An Deck des Polizeibootes rubbelte der kräftige Yesto seinen kleinen Tolpatsch mit einem Pfotentuch ab. Sein Fell war danach zwar ziemlich zerzaust, aber er war nicht mehr klitschnass. Innig sahen sich die zwei Rüden an. Natürlich hatte Yesto nicht vergessen, was geschehen war, was Ron durch seine Naivität beinahe kaputt gemacht hätte und dass er sein eigenes Leben in Gefahr gebracht hatte. Doch das letzte, was der Graue jetzt noch gebrauchen konnte, war jemanden, der ihn einstampfte und fertig machte. Ronny hatte seine Lektion gelernt, da bestand für den Dunklen kein Zweifel. „Es ... tut mir sehr Leid. Ich weiß nicht, was ... in mich gefahren ist. K-kanst du mir ... das je verzeihen?" Der Kleine stotterte nicht nur vor Aufregung seiner enormen Ehrfurcht, sondern auch, weil ihm nach wie vor kalt war. Die Wassertemperatur war deutlich kühler als die der Luft. Der Timberwolf betrachtete den kleineren Wolf eindringlich mit seinen gelben Augen. Schlussendlich sprach er sanft aber voller Stärke. „So lange du mich noch liebst und immer geliebt hast, sehe ich keinen Grund, dich zurückzuweisen." Der Kleine nickte aufrichtig. Yesto sprach. „Versprich mir, dass du mich noch wirklich liebst und das nicht nur, weil ich dir geholfen habe." „A-aber Yesto ...", bibberte der Graue verzweifelt. Wie sollte er sich nur erklären? Alles schien so brüchig, so vergänglich ... „Ich ... ich hab mich von dem Geld verführen lassen, von dem Reichtum, von dem Wein und alles. Ich bin mir sicher, dass es nicht Arno selbst war, den ich geliebt habe, auch wenn ich es im Augenblick des Moments nicht ... hätte wahrhaben wollen." Der kräftige Rüde nickte sacht und umarmte den Grauen. Warum auch sollte er ihm noch böse sein, wenn er doch genau spürte, dass er ihn noch liebte? Ob das naiv war? Nein. Eine echte, wahre Liebe überstand genau solche Tiefpunkte. Nur wer auch in schwierigen Momenten nicht aufgab, sondern zusammenhielt und zu dem stand, der einen mochte und liebte, nur der war fähig, wirklich zu lieben. Zwei nasse Rüden, die nichts mehr hatten als sich selbst - kein Geld, keine Firma, keine materiellen Schätze -, standen verloren und doch fest vereint auf dem müde vor sich hintreibenden Motorboot. Eine sanfte Brise umwehte die beiden Gestalten, die sich nie wieder von irgendjemandem oder irgendetwas auseinanderbringen lassen wollten.

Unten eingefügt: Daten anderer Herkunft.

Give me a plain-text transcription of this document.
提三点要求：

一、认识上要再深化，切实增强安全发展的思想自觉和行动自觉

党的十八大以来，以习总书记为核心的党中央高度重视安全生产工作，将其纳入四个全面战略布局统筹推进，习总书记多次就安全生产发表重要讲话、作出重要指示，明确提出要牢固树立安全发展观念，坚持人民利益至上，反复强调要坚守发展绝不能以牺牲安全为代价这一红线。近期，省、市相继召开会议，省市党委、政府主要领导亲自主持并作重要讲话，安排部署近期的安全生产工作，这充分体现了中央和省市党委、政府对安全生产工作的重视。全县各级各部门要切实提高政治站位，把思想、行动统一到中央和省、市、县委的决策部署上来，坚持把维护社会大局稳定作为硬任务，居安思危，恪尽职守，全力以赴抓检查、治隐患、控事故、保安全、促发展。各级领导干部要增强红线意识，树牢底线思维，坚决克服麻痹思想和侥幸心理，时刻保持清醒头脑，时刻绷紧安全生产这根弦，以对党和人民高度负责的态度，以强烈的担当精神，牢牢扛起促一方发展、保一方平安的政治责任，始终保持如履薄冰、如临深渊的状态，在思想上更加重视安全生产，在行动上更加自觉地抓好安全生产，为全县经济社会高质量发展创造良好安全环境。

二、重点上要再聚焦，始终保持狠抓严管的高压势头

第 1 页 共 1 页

Geschwind stoppte das wieder funktionstüchtige Zweirad vor dem Gebäude des Berufsinformationszentrums. Der kräftige Wolf, Yesto, stieg ab und half seinem Beifahrer, Ron, dabei, den Helm abzunehmen. Mit einem erleichterten Lächeln sah der Grauwolf seinen Geliebten an und sprach. „Diesmal klappt's, ganz bestimmt!" Er war unheimlich froh, überhaupt noch die Möglichkeit zu haben, nach einer neuen, beruflichen Perspektive Ausschau zu halten, während er gestern noch um sein Leben geklettert war. Er wusste es nunmehr zu schätzen, dass Yesto so viel darum gab, dass er etwas lernte und selbstständig wurde. Doch das würde niemals bedeuten, dass der Dunkle weniger für ihn da war. Jetzt hingegen hatte der ehemalige Chef einer Firma zum Personenschutz für besondere Persönlichkeiten die Aufgabe, zusammen mit Yust nach einer neuen Geschäftsidee zu suchen, die mindestens genauso gut, besser aber noch einflussreicher war, als die alte. „Wo fährst du hin?", fragte Ron, als Yesto wieder auf sein Elektrorad aufstieg, nachdem er Rons Helm verstaut hatte. „Ich treffe mich bei Yust. Ich will ihm dafür danken, dass er mich unterstützt hat, als es darum ging, dir zu Hilfe zu kommen. Ohne ihn hätte das nicht geklappt. Er ist viel mehr als nur ein Mitarbeiter." Der Graue nickte zufrieden. „Bring' was zum Abendessen mit", befahl Yesto sanft. „Aber was Gesundes!" Ron hatte verstanden. Er zwinkerte mit dem Auge und winkte seinem Partner noch hinterher, der ebenfalls kurz zurückwinkte, bevor er auf die Straße fuhr und hinter der Kreuzung verschwand.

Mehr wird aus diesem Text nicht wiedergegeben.